L’expérience montre que ce ne sont pas les dirigeants qui d’eux-mêmes renonceront à ce qu’ils considèrent comme un privilège, un attribut de leur pouvoir. Il ne faut pas attendre des États nucléaires qu’ils prennent d’eux-mêmes l’initiative d’éliminer leurs armes nucléaires eu égard, simplement, à leurs engagements internationaux, non pas pour des raisons « techniques » ou strictement d’ordre militaire, mais bien par absence de volonté politique. En effet, il est difficile d’imaginer les États-dotés renoncer d’eux-mêmes à leur instrument de domination…
Le changement ne viendra donc pas d’en haut mais bien d’en bas, c’est-à-dire de chacun des citoyens et en priorité ceux des États-dotés. Les citoyens doivent promouvoir une autre conception de la sécurité collective, ce qui implique le renoncement à l’arme nucléaire. Ce n’est pas juste une utopie : l’interdiction des essais nucléaires a été obtenue par la mobilisation des populations et en particulier de celles qui en subissaient les conséquences directes comme dans la région du Pacifique [10]…
Les exemples récents du Traité d’élimination et d’interdiction des mines antipersonnel (1998) et de celui sur l’élimination des bombes à sous-munitions (2010) sont à ce titre intéressants : les militaires et les États, comme la France, se sont, dans un premier temps, opposés à de tels traités émanant des organisations non-gouvernementales (ONG) et d’une forte mobilisation de la société civile [11]. Le discours officiel affirmait que l’interdiction de ces armes affaiblirait et mettrait en danger l’armée dans ses missions… Supprimer ces armes n’était donc pas envisageable. Il a fallu la mise en place d’une coalition mondiale et une action de plusieurs années pour que les militaires et les responsables politiques reconnaissent qu’ils pouvaient s’en passer et donc qu’ils acceptaient d’engager un processus d’élimination… Il en sera de même pour les armes nucléaires : seule une implication la plus large possible de l’ensemble des acteurs de la société civile et de leurs représentants associatifs, parlementaires, permettra d’arriver à leur interdiction.
Si la possession d’armes nucléaires par la France pouvait avoir une utilité, ce serait celle de pouvoir entamer un processus de négociations avec les autres puissances nucléaires en vue de leur élimination concertée.
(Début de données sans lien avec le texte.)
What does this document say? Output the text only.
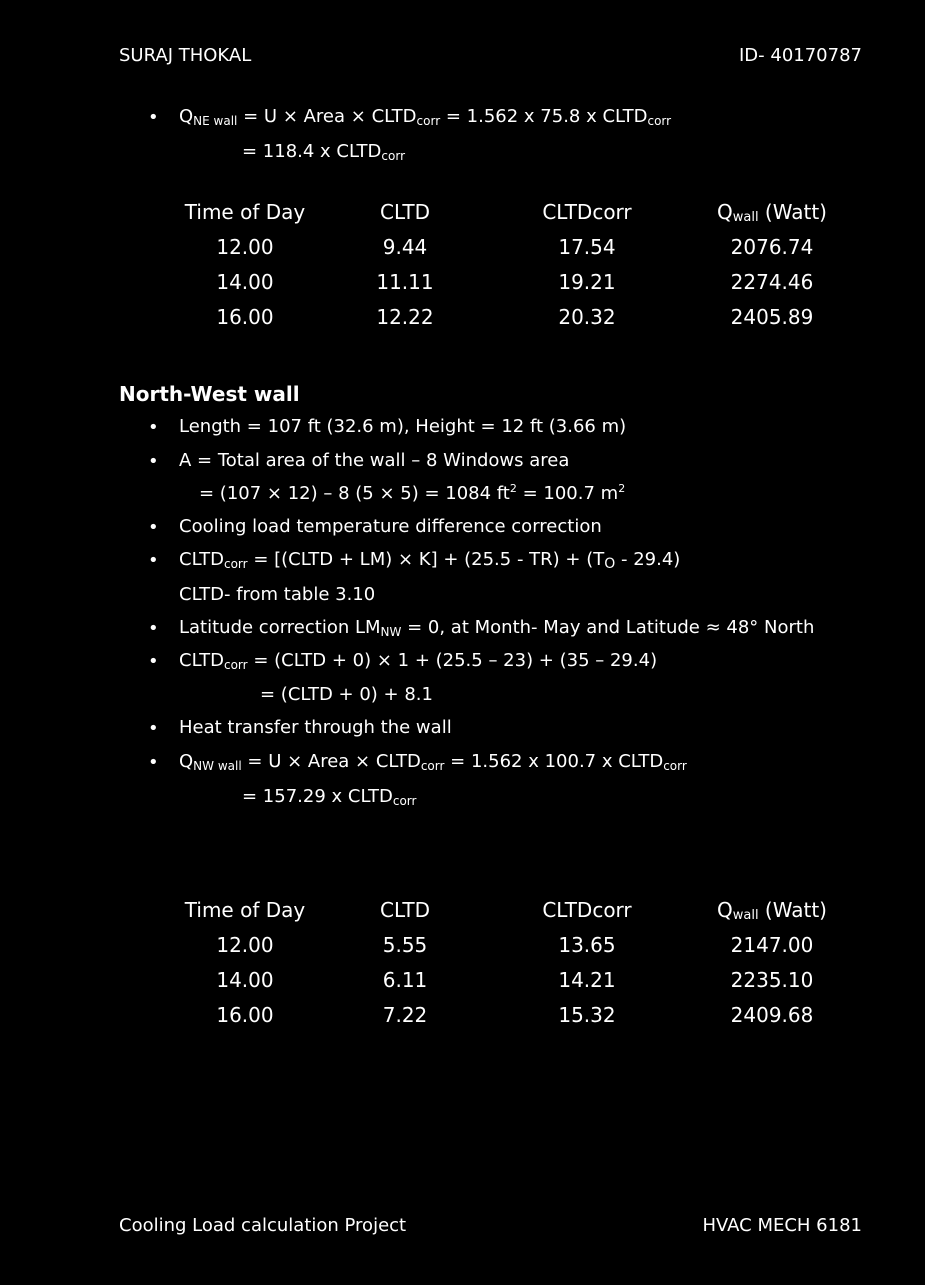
SURAJ THOKAL	ID- 40170787
• $Q_{NE wall} = U$ × Area × $CLTD_{corr} = 1.562$ x 75.8 x $CLTD_{corr}$
= 118.4 x $CLTD_{corr}$
Time of Day	CLTD	CLTDcorr	Qwall (Watt)
12.00	9.44	17.54	2076.74
14.00	11.11	19.21	2274.46
16.00	12.22	20.32	2405.89
North-West wall
• Length = 107 ft (32.6 m), Height = 12 ft (3.66 m)
• A = Total area of the wall – 8 Windows area
= (107 × 12) – 8 (5 × 5) = 1084 $ft^2 = 100.7$ $m^2$
• Cooling load temperature difference correction
• $CLTD_{corr}$ = [(CLTD + $LM) \times K] + (25.5 - TR) + (T_O - 29.4)$
CLTD- from table 3.10
• Latitude correction $LM_{NW} = 0$, at Month- May and Latitude ≈ 48° North
• $CLTD_{corr}$ = (CLTD + 0) × 1 + (25.5 – 23) + (35 – 29.4)
= (CLTD + 0) + 8.1
• Heat transfer through the wall
• $Q_{NW wall} = U$ × Area × $CLTD_{corr} = 1.562$ x 100.7 x $CLTD_{corr}$
= 157.29 x $CLTD_{corr}$
Time of Day	CLTD	CLTDcorr	Qwall (Watt)
12.00	5.55	13.65	2147.00
14.00	6.11	14.21	2235.10
16.00	7.22	15.32	2409.68
Cooling Load calculation Project	HVAC MECH 6181
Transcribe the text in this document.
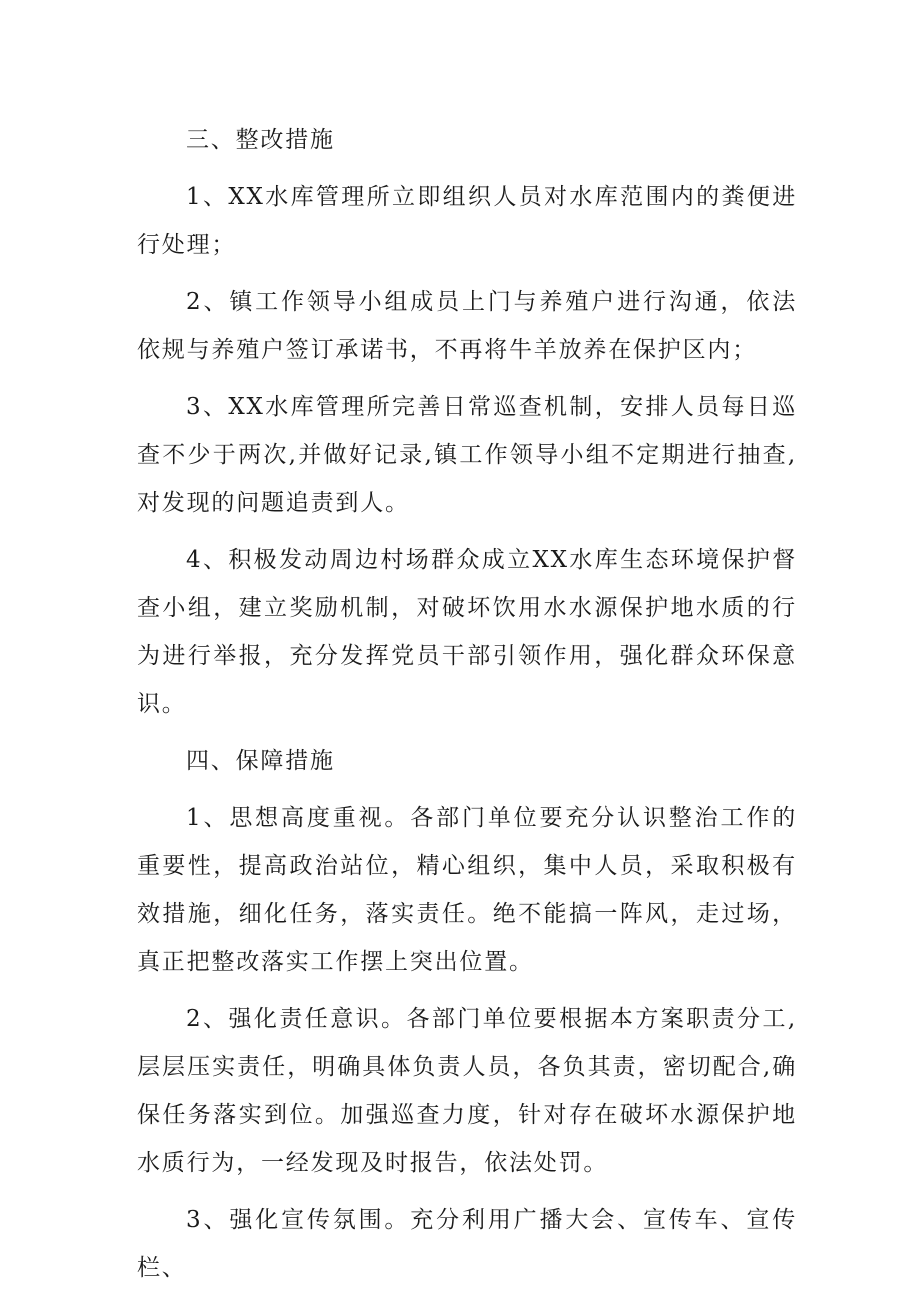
三、整改措施

1、XX水库管理所立即组织人员对水库范围内的粪便进行处理；

2、镇工作领导小组成员上门与养殖户进行沟通，依法依规与养殖户签订承诺书，不再将牛羊放养在保护区内；

3、XX水库管理所完善日常巡查机制，安排人员每日巡查不少于两次,并做好记录,镇工作领导小组不定期进行抽查,对发现的问题追责到人。

4、积极发动周边村场群众成立XX水库生态环境保护督查小组，建立奖励机制，对破坏饮用水水源保护地水质的行为进行举报，充分发挥党员干部引领作用，强化群众环保意识。

四、保障措施

1、思想高度重视。各部门单位要充分认识整治工作的重要性，提高政治站位，精心组织，集中人员，采取积极有效措施，细化任务，落实责任。绝不能搞一阵风，走过场，真正把整改落实工作摆上突出位置。

2、强化责任意识。各部门单位要根据本方案职责分工,层层压实责任，明确具体负责人员，各负其责，密切配合,确保任务落实到位。加强巡查力度，针对存在破坏水源保护地水质行为，一经发现及时报告，依法处罚。

3、强化宣传氛围。充分利用广播大会、宣传车、宣传栏、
Au moins les armes nucléaires serviraient à quelque chose !
[1] Vidéo sur Dailymotion
[2] G. Hecht, Le rayonnement de la France. Énergie nucléaire et identité nationale après la Seconde Guerre mondiale, Paris, La Découverte, 2004, 396 p.
[3] J.-M. Collin, Dimension humanitaire du désarmement nucléaire et danger du nucléaire militaire en France, Note d’analyse, Bruxelles, GRIP, 16/09/15, 16 p.
[4] Ouverture de la conférence internationale « Vers un monde sans armes nucléaires » organisée par Arrêtez la bombe !, 26 et 27 juin 2014 à l’Assemblée nationale. Vidéo sur arretezlabombe.fr
[5] Jacques Gauthier, député, intervention au colloque organisé par la FRS, Paris, 08/06/15. Vidéo sur frstrategie.org
[6] F. Hollande, discours sur la dissuasion nucléaire, Istres, 19/02/15. Article sur elysee.fr.
[7] G. Le Guelte, Les armes nucléaires, mythes et réalités, Arles, Actes Sud, coll. Questions de société, 2009, 382 p.
[8] W. Wilson, Armes nucléaires : et si elles ne servaient à rien ? 5 mythes à déconstruire, préface de Michel Rocard, Bruxelles, GRIP, 2015, 165 p.
[9] S. Hessel, A. Jacquard, Observatoire des armements, Exigez un désarmement nucléaire total !, Paris, Stock, 2012.
[10] B. Barrillot, en particulier Victimes des essais nucléaires, histoire d’un combat, Lyon, Observatoire des armements, 2010, 200 p. www.obsarm.org.
[11] P. Bouveret, S. Brigot-Vilain et J.-B. Richardier, « Les ONG, moteur du désarmement », La Revue internationale et stratégique, Paris, Iris/Armand Colin, n° 96, hiver 2014, pp. 123-131.